4 Comentários para “Quando o primeiro automobile chegou”

  1. O IPVA deve SER cobrado em dobro, ou melhor, proporcioal ao número de cavalos de força e velocidade projetada, obrigatório o catalizador e MEDIÇÃO de níveis de imissão de gases na atmosfera através das inspeções veiculares (PCPV).
    Imposto alto e restrição ao crédito. IPI NAS 35 MONTADORAS NO PAÍS! Carro só para ricos, no caso os descendentes de Santos Dumont. E mais, placas para rodízio e proibição de trafegar nas faixas exclusivas.
    Pobre anda a pé, de onibus e nâo paga IPVA!

  2. Recentemente a prefeitura de São Paulo definiu que a velocidade máxima na cidade passou de 60 para 40 quilômetros por hora. A ação visa reduzir as mortes de pedestres e ciclistas vitimados entre outras razões pelo excesso de velocidade. Se somarmos essa a outras medidas em vigor como o rodízio de veículos, a proibição de circular em faixas de ônibus e as restrições para locais de estacionamento, teremos aí mais exemplos de coerção ao livre uso do carro, até pouco tempo praticamente “dono” das ruas e avenidas das cidades contra qualquer planejamento minimamente civilizado de mobilidade urbana que buscasse uma convivência pacífica com outros usuários de transporte público, pedestres e ciclistas.

    Muitos ainda enxergam no fato de ter um carro o alcance definitivo do mundo adulto e da independência. Isso, claro, ainda não mudou, mas parece ir por um caminho bem diferente.

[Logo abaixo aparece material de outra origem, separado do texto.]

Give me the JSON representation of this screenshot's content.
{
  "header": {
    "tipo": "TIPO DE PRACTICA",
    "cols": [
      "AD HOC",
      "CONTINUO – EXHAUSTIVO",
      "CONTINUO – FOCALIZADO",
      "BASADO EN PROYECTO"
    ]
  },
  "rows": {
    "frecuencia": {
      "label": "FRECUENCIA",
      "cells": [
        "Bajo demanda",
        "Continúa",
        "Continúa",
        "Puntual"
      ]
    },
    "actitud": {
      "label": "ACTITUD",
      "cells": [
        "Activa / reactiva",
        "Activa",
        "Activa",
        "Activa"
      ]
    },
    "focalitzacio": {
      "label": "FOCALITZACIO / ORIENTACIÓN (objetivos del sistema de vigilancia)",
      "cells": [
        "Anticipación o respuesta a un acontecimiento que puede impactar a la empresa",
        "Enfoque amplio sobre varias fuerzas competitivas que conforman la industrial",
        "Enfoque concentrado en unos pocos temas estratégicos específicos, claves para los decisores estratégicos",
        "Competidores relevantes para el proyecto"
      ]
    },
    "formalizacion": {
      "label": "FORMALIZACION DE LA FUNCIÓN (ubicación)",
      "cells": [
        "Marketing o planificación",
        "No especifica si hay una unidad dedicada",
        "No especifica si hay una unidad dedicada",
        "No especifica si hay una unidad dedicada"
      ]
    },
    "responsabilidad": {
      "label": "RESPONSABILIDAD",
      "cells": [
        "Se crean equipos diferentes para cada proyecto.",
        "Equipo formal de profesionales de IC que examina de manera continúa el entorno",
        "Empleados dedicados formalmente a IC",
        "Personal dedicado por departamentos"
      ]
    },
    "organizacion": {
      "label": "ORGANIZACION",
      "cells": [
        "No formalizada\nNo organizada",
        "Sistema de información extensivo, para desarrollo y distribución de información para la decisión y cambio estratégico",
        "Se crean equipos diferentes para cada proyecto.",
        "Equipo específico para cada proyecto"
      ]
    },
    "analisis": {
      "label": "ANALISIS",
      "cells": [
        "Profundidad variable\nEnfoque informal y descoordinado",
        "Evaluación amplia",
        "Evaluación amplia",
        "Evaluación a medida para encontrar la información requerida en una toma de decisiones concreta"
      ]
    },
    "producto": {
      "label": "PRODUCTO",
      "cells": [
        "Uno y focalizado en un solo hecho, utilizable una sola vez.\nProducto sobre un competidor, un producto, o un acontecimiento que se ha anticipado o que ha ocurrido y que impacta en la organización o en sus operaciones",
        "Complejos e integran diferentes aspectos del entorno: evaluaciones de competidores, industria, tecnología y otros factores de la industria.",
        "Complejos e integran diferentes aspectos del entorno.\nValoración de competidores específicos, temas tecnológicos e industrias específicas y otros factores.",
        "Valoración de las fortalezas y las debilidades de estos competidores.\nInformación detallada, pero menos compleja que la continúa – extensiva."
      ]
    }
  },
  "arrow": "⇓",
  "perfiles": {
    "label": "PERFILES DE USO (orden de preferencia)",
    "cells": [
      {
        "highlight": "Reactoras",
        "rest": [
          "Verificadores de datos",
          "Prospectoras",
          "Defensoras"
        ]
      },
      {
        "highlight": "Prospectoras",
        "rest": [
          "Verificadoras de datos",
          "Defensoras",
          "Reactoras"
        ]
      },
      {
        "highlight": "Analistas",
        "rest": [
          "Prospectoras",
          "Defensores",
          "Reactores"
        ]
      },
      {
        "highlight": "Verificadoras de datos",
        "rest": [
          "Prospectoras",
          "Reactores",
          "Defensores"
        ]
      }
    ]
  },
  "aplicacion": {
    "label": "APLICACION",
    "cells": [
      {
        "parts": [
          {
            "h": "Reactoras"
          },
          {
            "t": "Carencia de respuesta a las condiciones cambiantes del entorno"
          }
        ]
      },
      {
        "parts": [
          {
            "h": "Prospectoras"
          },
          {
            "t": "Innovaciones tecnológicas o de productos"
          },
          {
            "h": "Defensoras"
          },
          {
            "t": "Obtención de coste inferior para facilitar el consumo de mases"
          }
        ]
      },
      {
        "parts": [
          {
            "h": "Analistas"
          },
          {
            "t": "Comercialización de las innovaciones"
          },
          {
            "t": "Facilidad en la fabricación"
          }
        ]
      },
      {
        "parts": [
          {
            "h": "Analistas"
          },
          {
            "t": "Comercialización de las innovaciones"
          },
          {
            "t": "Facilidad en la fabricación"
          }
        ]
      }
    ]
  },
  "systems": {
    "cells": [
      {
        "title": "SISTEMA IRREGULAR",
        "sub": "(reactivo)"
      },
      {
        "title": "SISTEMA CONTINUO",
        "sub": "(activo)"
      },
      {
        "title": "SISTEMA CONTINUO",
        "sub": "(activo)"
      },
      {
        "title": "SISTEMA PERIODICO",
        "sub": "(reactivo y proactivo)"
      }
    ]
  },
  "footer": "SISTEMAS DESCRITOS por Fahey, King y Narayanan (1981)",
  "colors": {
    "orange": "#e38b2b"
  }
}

    Uma tendência observada em pesquisas realizadas na Inglaterra e nos Estados Unidos é que os jovens desses países já não possuem o mesmo desejo por veículos particulares. Eles acham mais interessante utilizar transporte público como ônibus e metrô e até mesmo andar de bicicleta. As pesquisas mostram que eles NÃO estão dispostos a gastar boa parte de seus recursos na manutenção de um automóvel. E, além de mais barato, também consideram mais saudável o uso cotidiano de outras modalidades de transporte. Isso significa que a posse de um carro próprio está perdendo o encanto?

  3. Miltinho
    O que tenho percebido por aqui é que ninguém, muito menos jovem, quer abrir mão do carro, porque não se imagina vivendo sem ele.
    Além disso, o transporte público está no limite. Se uma pequena parcela dos motoristas resolver usar ônibus, ou metrô, o sistema entra em colapso.
    Da minha parte, quando vou a São Paulo (moro em Guarulhos), dirijo meia hora até a estação do metrô mais próxima, em um bairro paulistano, deixo o carro no estacionamento, e embarco. Sempre em horas mais amenas, porque isso me é possível.
    Não sei se você sabe, mas São Paulo tem 7,5 milhões de veículos. E 77 vexaminosos quilômetros de metrô, para 11 milhões de habitantes (18 milhões na Grande São Paulo,
    com cidades conectadas, por trem metropolitano, ao metrô).
    Vivemos a imobilidade urbana!

  4. Valdir.
    SP tem 29 milhões de habitantes e 7,5 milhões de carros. A solução a longo prazo para a IMOBILIDADE URBANA é mais transporte coletivo. Nào vejo outra solução diferente da coibir a fabricação e uso de automóveis que se tornaram tornaram um monte de lixo que polui, é insalubre, faz barulho, enerva, e não transporta. É uma arma letal, mata demais!
    Estou tentando me livrar deste mal. Faço votos que o metrô atenda o trecho Guarulhos até a Paulista. E que SP/RJ seja ligada por trem (nào precisa ser trem bala). A via Dutra está cada vez mais lenta e um injustificável o trânsito de automóveis de passeio. Os interêsses da indústria automobilistica se sobrepõem paradoxalmnete aos interêsses de mobilidade
    Tudo que eu gosto é ilegal, é proibido ou engorda. Até um “rolezinho” nos shoping!